De la destrucción de Jerusalén, Cristo pasó rápidamente al acontecimiento mayor, el último eslabón de la cadena de la historia de esta tierra la venida del Hijo de Dios en majestad y gloria. Entre estos dos acontecimientos, estaban abiertos a la vista de Cristo largos siglos de tinieblas, siglos que para su iglesia estarían marcados con sangre, lágrimas y agonía. Los discípulos no podían entonces soportar la visión de estas escenas, y Jesús las pasó con una breve mención. “Habrá entonces grande aflicción—dijo,—cual no fué desde el principio del mundo hasta ahora, ni será. Y si aquellos días no fuesen acortados, ninguna carne sería salva; mas por causa de los escogidos, aquellos días serán acortados.” Durante más de mil años iba a imperar contra los seguidores de Cristo una persecución como el mundo nunca la había conocido antes. Millones y millones de sus fieles testigos iban a ser muertos. Si Dios no hubiese extendido la mano para preservar a su pueblo, todos habrían perecido. “Mas por causa de los escogidos—dijo,—aquellos días serán acortados.”

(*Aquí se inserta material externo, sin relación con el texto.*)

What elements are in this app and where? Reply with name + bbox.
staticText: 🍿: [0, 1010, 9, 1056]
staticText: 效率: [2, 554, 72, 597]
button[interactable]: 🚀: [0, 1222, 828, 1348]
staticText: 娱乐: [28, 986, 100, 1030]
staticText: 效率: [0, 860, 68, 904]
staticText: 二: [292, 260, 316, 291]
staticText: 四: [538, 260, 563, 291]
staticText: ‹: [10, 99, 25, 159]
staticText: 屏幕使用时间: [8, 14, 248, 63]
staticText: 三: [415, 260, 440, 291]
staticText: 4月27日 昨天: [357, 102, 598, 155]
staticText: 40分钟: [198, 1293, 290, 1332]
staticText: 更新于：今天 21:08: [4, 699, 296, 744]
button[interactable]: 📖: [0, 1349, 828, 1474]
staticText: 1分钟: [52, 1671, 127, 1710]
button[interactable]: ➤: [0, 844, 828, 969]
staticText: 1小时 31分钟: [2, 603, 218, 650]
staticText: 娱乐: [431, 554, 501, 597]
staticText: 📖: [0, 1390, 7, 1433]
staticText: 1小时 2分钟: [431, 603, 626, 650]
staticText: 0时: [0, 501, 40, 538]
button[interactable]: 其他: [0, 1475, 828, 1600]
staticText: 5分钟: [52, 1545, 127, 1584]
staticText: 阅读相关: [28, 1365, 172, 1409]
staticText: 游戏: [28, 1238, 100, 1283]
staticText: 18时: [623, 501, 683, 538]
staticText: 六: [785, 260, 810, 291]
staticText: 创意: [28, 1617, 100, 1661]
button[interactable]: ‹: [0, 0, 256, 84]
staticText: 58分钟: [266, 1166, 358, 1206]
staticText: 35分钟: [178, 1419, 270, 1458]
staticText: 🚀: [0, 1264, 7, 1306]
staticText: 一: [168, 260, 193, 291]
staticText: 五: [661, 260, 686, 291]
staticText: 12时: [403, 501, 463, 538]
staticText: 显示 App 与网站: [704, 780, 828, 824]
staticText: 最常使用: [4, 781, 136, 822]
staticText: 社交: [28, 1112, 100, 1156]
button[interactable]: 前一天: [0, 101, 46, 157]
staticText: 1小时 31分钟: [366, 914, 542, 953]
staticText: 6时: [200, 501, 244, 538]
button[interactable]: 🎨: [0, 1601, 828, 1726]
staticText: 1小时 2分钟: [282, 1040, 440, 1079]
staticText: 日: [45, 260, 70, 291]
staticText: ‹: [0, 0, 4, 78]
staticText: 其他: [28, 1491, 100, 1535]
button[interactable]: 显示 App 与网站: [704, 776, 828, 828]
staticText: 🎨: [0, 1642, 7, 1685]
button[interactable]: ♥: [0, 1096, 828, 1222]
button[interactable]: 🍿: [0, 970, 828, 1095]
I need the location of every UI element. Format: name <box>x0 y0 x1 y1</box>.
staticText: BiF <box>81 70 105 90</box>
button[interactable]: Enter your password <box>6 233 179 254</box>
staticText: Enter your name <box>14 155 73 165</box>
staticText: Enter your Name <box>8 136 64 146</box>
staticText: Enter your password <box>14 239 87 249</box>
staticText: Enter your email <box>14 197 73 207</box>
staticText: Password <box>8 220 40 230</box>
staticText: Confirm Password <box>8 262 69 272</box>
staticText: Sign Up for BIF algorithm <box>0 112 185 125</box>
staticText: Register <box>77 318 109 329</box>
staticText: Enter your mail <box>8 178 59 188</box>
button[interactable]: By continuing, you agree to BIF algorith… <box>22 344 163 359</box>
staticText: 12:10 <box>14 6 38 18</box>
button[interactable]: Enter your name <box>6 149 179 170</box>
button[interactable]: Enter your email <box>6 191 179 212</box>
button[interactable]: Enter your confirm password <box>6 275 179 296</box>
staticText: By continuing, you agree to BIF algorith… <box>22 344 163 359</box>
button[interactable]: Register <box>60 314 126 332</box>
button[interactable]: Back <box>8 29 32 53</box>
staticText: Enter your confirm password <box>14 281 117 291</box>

Luego, en lenguaje inequívoco, nuestro Señor habla de su segunda venida y anuncia los peligros que iban a preceder a su advenimiento al mundo. “Si alguno os dijere: He aquí está el Cristo, o allí, no creáis. Porque se levantarán falsos Cristos, y falsos profetas, y darán señales grandes y prodigios; de tal manera que engañarán, si es posible, aun a los escogidos. He aquí os lo he dicho antes. Así que, si os dijeren: He aquí en el desierto está; no salgáis: He aquí en las cámaras; no creáis. Porque como el relámpago que sale del oriente y se muestra hasta el occidente, así será también la venida del Hijo del hombre.” Una de las señales de la destrucción de Jerusalén que Cristo había anunciado era: “Muchos falsos profetas se levantarán y engañarán a muchos.” Se levantaron falsos profetas que engañaron a la gente y llevaron a muchos al desierto. Magos y hechiceros que pretendían tener un poder milagroso arrastraron a la gente en pos de sí a las soledades montañosas. Pero esa profecía fué dada también para los últimos días. Se trataba de una señal del segundo advenimiento. Aun ahora hay falsos cristos y falsos profetas que muestran señales y prodigios para seducir a sus discípulos. ¿No oímos el clamor: “He aquí en el desierto está”? ¿No han ido millares al desierto esperando hallar a Cristo? Y de los miles de reuniones donde los hombres profesan tener comunión con los espíritus desencarnados, ¿no se oye ahora la invitación: “He aquí en las cámaras” está? Tal es la pretensión que el espiritismo expresa. Pero, ¿qué dice Cristo? “No creáis. Porque como el relámpago que sale del oriente y se muestra hasta el occidente, así será también la venida del Hijo del hombre.”


El Salvador dió señales de su venida y aun más que eso, fijó el tiempo en que la primera de estas señales iba a aparecer. “Y luego después de la aflicción de aquellos días, el sol se obscurecerá, y la luna no dará su lumbre, y las estrellas caerán del cielo, y las virtudes de los cielos serán conmovidas. Y entonces se mostrará la señal del Hijo del hombre en el cielo; y entonces lamentarán todas las tribus de la tierra, y verán al Hijo del hombre que vendrá sobre las nubes del cielo, con grande poder y gloria. Y enviará sus ángeles con gran voz de trompeta, y juntarán sus escogidos de los cuatro vientos, de un cabo del cielo hasta el otro.”